Учение об обществе указывает поэтому границы возможного для государства. Прогрессивное изменение, развитие и регресс всего общества государство может регулировать соответственно своим целям лишь в узких границах. Оно может, правда, своей сознательной деятельностью несколько отклонить течение социальной жизни, замедлить или ускорить быстроту его, но неизвестную ему цель этого движения оно не может ни определить, ни отодвинуть.
Социальное изучение государства представляется, таким образом, необходимым коррективом юридического. Наука права утверждает, что суверенное государство стоит выше всякой другой организованной власти и никакой власти не подчинено. Но могучим силам социальной жизни, действующим не в форме сознательной, направляемой волей силы, подвластен и этот суверен. Юрист дол-жен поэтому остерегаться смешения его мира норм, долженствующих управлять жизнью государства, с самой этой жизнью. Все формально-юридические представления о всемогуществе государства, гипотетически вполне допустимые, исчезают, как только мы из мира юридически возможного вступаем в мир социальной действительности. Здесь действуют исторические силы, которые образуют и разрушают самодовлеющее бытие государств, лежащее вне всяких юридических конструкций. К этому самодовлеющему бытию приложимы гениальные слова столь часто непонимаемого немецкого мыслителя[115]: для образования, бытия и падения государств не существует иного форума, кроме суда мировой истории. Нормы этого суда, без сомнения, не совпадают с нормами юристов.

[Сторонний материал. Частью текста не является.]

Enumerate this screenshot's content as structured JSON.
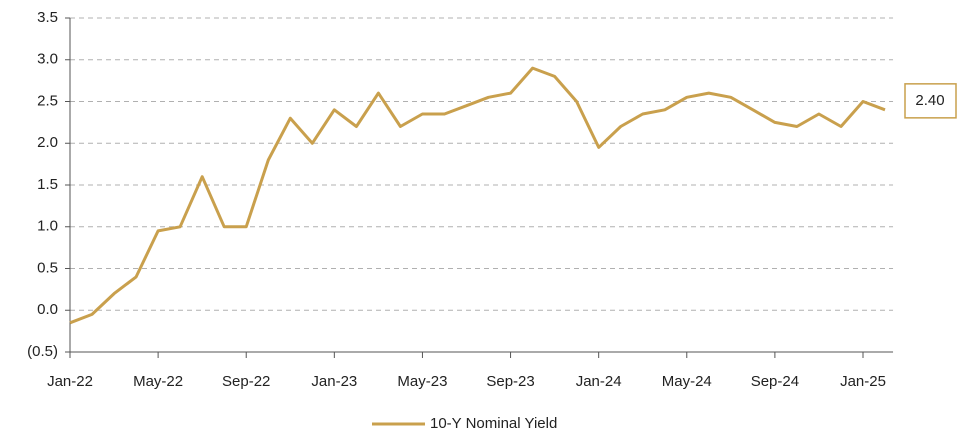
{
  "chart_data": {
    "type": "line",
    "x": [
      "Jan-22",
      null,
      null,
      null,
      "May-22",
      null,
      null,
      null,
      "Sep-22",
      null,
      null,
      null,
      "Jan-23",
      null,
      null,
      null,
      "May-23",
      null,
      null,
      null,
      "Sep-23",
      null,
      null,
      null,
      "Jan-24",
      null,
      null,
      null,
      "May-24",
      null,
      null,
      null,
      "Sep-24",
      null,
      null,
      null,
      "Jan-25",
      null
    ],
    "series": [
      {
        "name": "10-Y Nominal Yield",
        "color": "#c9a04d",
        "values": [
          -0.15,
          -0.05,
          0.2,
          0.4,
          0.95,
          1.0,
          1.6,
          1.0,
          1.0,
          1.8,
          2.3,
          2.0,
          2.4,
          2.2,
          2.6,
          2.2,
          2.35,
          2.35,
          2.45,
          2.55,
          2.6,
          2.9,
          2.8,
          2.5,
          1.95,
          2.2,
          2.35,
          2.4,
          2.55,
          2.6,
          2.55,
          2.4,
          2.25,
          2.2,
          2.35,
          2.2,
          2.5,
          2.4
        ],
        "value_labels": [
          null,
          null,
          null,
          null,
          null,
          null,
          null,
          null,
          null,
          null,
          null,
          null,
          null,
          null,
          null,
          null,
          null,
          null,
          null,
          null,
          null,
          null,
          null,
          null,
          null,
          null,
          null,
          null,
          null,
          null,
          null,
          null,
          null,
          null,
          null,
          null,
          null,
          "2.40"
        ]
      }
    ],
    "ylim": [
      -0.5,
      3.5
    ],
    "yticks": [
      {
        "value": -0.5,
        "label": "(0.5)"
      },
      {
        "value": 0,
        "label": "0.0"
      },
      0.5,
      {
        "value": 1,
        "label": "1.0"
      },
      1.5,
      {
        "value": 2,
        "label": "2.0"
      },
      2.5,
      {
        "value": 3,
        "label": "3.0"
      },
      3.5
    ],
    "grid": true
  }
}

Книга вторая. Общее социальное учение о государстве
Глава пятая. Название государства
История терминологии каждой науки тесно связана с историей самой науки. Существует непрерывающееся взаимодействие между словом и его значением. Слово нередко указывало путь всей науки народа или эпохи.
У греков государство называлось πόλις и было, таким образом, тождественно с городом – одно из главных оснований того, что греческая наука о государстве, оставаясь на почве государства-города, никогда не умела охватить государства-земли. Когда говорят о государствах с обширной территорией, их обозначают как совокупность обитателей (οί Αίγύπτιοι, οί Πέρσαι), но название, которое выражало бы отношение жителей к территории, никогда не приобретало более широкого значения[116]. Но и о πόλις нередко выражаются таким же образом; афиняне, фивяне, коринфяне совершенно отождествляются с их государствами. Объективно, как обозначение признака, общего какому-либо народу, государство называют τόkοινον. Во всех этих представлениях вещный элемент далеко отступает перед личным. Гражданская община тождественна с государством. Публично-правовое положение индивида никогда не обусловливается поэтому принадлежностью к стране, а всегда только принадлежностью к членам гражданской общины или зависимостью от нее.

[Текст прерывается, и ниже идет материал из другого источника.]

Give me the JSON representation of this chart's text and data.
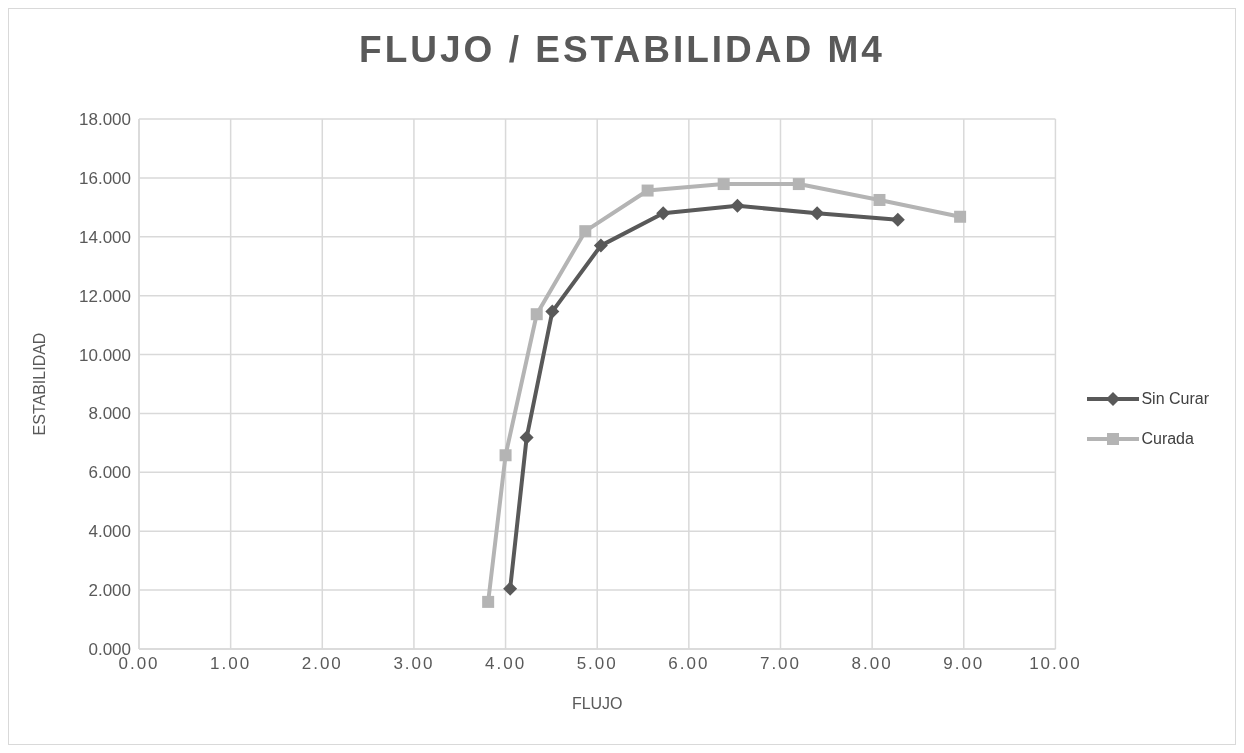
{
  "chart_data": {
    "type": "line",
    "title": "FLUJO / ESTABILIDAD M4",
    "xlabel": "FLUJO",
    "ylabel": "ESTABILIDAD",
    "xlim": [
      0,
      10
    ],
    "xticks": [
      {
        "value": 0,
        "label": "0.00"
      },
      {
        "value": 1,
        "label": "1.00"
      },
      {
        "value": 2,
        "label": "2.00"
      },
      {
        "value": 3,
        "label": "3.00"
      },
      {
        "value": 4,
        "label": "4.00"
      },
      {
        "value": 5,
        "label": "5.00"
      },
      {
        "value": 6,
        "label": "6.00"
      },
      {
        "value": 7,
        "label": "7.00"
      },
      {
        "value": 8,
        "label": "8.00"
      },
      {
        "value": 9,
        "label": "9.00"
      },
      {
        "value": 10,
        "label": "10.00"
      }
    ],
    "ylim": [
      0,
      18
    ],
    "yticks": [
      {
        "value": 0,
        "label": "0.000"
      },
      {
        "value": 2,
        "label": "2.000"
      },
      {
        "value": 4,
        "label": "4.000"
      },
      {
        "value": 6,
        "label": "6.000"
      },
      {
        "value": 8,
        "label": "8.000"
      },
      {
        "value": 10,
        "label": "10.000"
      },
      {
        "value": 12,
        "label": "12.000"
      },
      {
        "value": 14,
        "label": "14.000"
      },
      {
        "value": 16,
        "label": "16.000"
      },
      {
        "value": 18,
        "label": "18.000"
      }
    ],
    "grid": true,
    "legend": "right",
    "line_style": "solid",
    "series": [
      {
        "name": "Sin Curar",
        "color": "#595959",
        "marker": "diamond",
        "x": [
          4.05,
          4.23,
          4.51,
          5.04,
          5.72,
          6.53,
          7.4,
          8.28
        ],
        "values": [
          2.05,
          7.18,
          11.46,
          13.7,
          14.8,
          15.05,
          14.8,
          14.58
        ]
      },
      {
        "name": "Curada",
        "color": "#b4b4b4",
        "marker": "square",
        "x": [
          3.81,
          4.0,
          4.34,
          4.87,
          5.55,
          6.38,
          7.2,
          8.08,
          8.96
        ],
        "values": [
          1.6,
          6.58,
          11.37,
          14.19,
          15.57,
          15.79,
          15.79,
          15.25,
          14.68
        ]
      }
    ]
  }
}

Римская политическая терминология принадлежит к тому же типу. Государство есть civitas, община полноправных граждан, или res publica, общее всему народу, соответственно греческому τό kοινον. Италия и провинции первоначально суть только союзники города и зависимые от него области. Полное право гражданства приобретает лишь принятый в городскую общину, civis romanus всегда есть и остается синонимом гражданина города Рима. Из города Рима вырастает, однако, величайшее государство древности. Это превращение римская терминология сумела отразить лишь несовершенно, отождествив власть правительства с римским государством и превратив, таким образом, res publica в imperium. Существеннейший элемент государства перемещается, таким образом, от граждан к государственной власти; res populi становится синонимом res imperantis.